Pada akhirnya,
judul Skripsi diterima juga. “Isu Gender di dalam Novel Yauma Qutila Az-Za’im
karya Najib Mahfuzh: Pendekatan Kritik Sastra Feminis.” Surat keputusan dari
Fakultas menunjukkan bahwa dosen pembimbing telah diangkat sejak tanggal 16 Mei
2014. Karena kesibukan KKN, Bab 1 yang sudah diterima terbengkalai dan baru
disampaikan ke Dosen Pembimbing beberapa hari lalu.
Tidak ada alasan
terlalu khusus mengapa saya mengambil novel dan pendekatan ini. Simpelnya, saya
terburu waktu. Alasan ini adalah sebuah alasan yang buruk, teman saya, seorang
idealis.
“Kalau kau
menghargai Mahfuzh sebagai pengarang besar, maka kau harus benar-benar serius
dengan objek penelitianmu.” Dia bahkan menertawakan objek penelitianku,”Hanya
satu Novel?”
“Aku terburu waktu.
Kalau nggak cepat-cepat, aku bisa dikeluarkan dari kampus.” Kata saya berusaha
mempertahankan diri.
“Waktu bukan
alasan. Kau nggak bisa menjadikan alasan itu untuk tidak serius dengan objek
penelitianmu.”
Saya akui, proposal
skripsi yang saya ajukan itu memang belum serius. Jika itu sesuai dengan level
dia. Dia membaca begitu banyak buku sebelum memutuskan mengambil judul skripsi,
kalau tidak salah “Aspek Kemanusiaan dalam puisi-puisi Wiji Thukul”. Seingatku sudah
hampir setahun sejak ia pertama kali mempelajari puisi-puisi Wiji Thukul. Saya angkat
jempol untuk energi dan sikap keras kepalanya dalam mengkaji objek penelitiannya.
Hingga kini, setahu saya, skripsi itu belum selesai.
Saya pun ingin
begitu.

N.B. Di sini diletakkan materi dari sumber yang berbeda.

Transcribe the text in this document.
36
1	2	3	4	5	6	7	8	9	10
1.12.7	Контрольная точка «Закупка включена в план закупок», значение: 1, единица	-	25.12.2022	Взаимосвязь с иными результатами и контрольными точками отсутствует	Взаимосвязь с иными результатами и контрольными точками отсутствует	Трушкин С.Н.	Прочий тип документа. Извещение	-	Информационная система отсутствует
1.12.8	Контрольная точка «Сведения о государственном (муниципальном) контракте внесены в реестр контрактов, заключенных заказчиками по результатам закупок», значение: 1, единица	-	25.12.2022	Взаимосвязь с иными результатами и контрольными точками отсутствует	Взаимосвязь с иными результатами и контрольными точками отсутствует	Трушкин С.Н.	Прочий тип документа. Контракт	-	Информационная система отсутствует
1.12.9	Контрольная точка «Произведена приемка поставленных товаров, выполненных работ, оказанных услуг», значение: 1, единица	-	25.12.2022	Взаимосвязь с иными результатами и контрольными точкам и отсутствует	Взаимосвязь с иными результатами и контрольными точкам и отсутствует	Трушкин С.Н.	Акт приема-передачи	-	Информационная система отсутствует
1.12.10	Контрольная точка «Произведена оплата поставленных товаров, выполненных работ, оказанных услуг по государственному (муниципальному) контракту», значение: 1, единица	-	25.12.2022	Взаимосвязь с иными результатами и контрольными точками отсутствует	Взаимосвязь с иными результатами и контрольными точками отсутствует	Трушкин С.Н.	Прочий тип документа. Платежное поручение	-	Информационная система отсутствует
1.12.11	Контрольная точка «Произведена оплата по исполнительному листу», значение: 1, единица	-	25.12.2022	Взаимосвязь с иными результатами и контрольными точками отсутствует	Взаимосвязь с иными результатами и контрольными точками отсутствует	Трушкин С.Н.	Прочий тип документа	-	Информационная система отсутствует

Saya juga sempat ingin mengkaji puisi. Namun, lagi-lagi soal waktu. Ditambah
satu lagi alasan paling mendasar, Bahasa Arab yang kacau balau. Padahal yang
ingin saya kaji waktu itu adalah Adonis, yang konon termasuk ke dalam jajaran
penyair yang puisinya paling sulit dipahami. Paling tidak butuh lebih dari satu
tahun hanya untuk mengkaji satu kumpulan puisi. Belum lagi teori-teori yang
harus dicari. Bisa hancur mimpi saya untuk segera keluar dari kampus ini dengan
gelar sarjana.
Saya kemudian
tertarik dengan Mahfuzh. Setahu saya, ia satu-satunya orang timur tengah yang pernah menerima
novel sastra, pada tahun 1988. Baginya menulis adalah sebuah tindakan politis. Dalam
banyak kajian terhadap karya Mahfuzh, sikap politiknya tergambar di dalam
karya-karya yang ia telurkan. Dengan balutan gaya realis ia berhasil mengungkap
persoalan sosial, ekonomi, politik, agama, dan kebudayaan di Mesir. Saya ingin
mengkaji sebagian besar novelnya, namun kendala yang sama muncul, ditambah lagi
kurangnya referensi yang saya miliki.
Saya akhirnya
memilih satu novel, yang kebetulan saya miliki, Yauma Qutila Az-Za’im. Yauma
Qutila az-Za’im berarti Hari Terbunuhnya Presiden. Bagi yang belum pernah
membaca, mungkin akan mengira ini adalah novel tentang sebuah konspirasi besar
untuk menjatuhkan Presiden, kudeta, dan semacamnya. Begitu membaca novel,
gambaran yang sangat berbeda akan muncul. Novel ini hanya tentang 2 sejoli yang
kandas hubungan pertunangannya karena persoalan ekonomi.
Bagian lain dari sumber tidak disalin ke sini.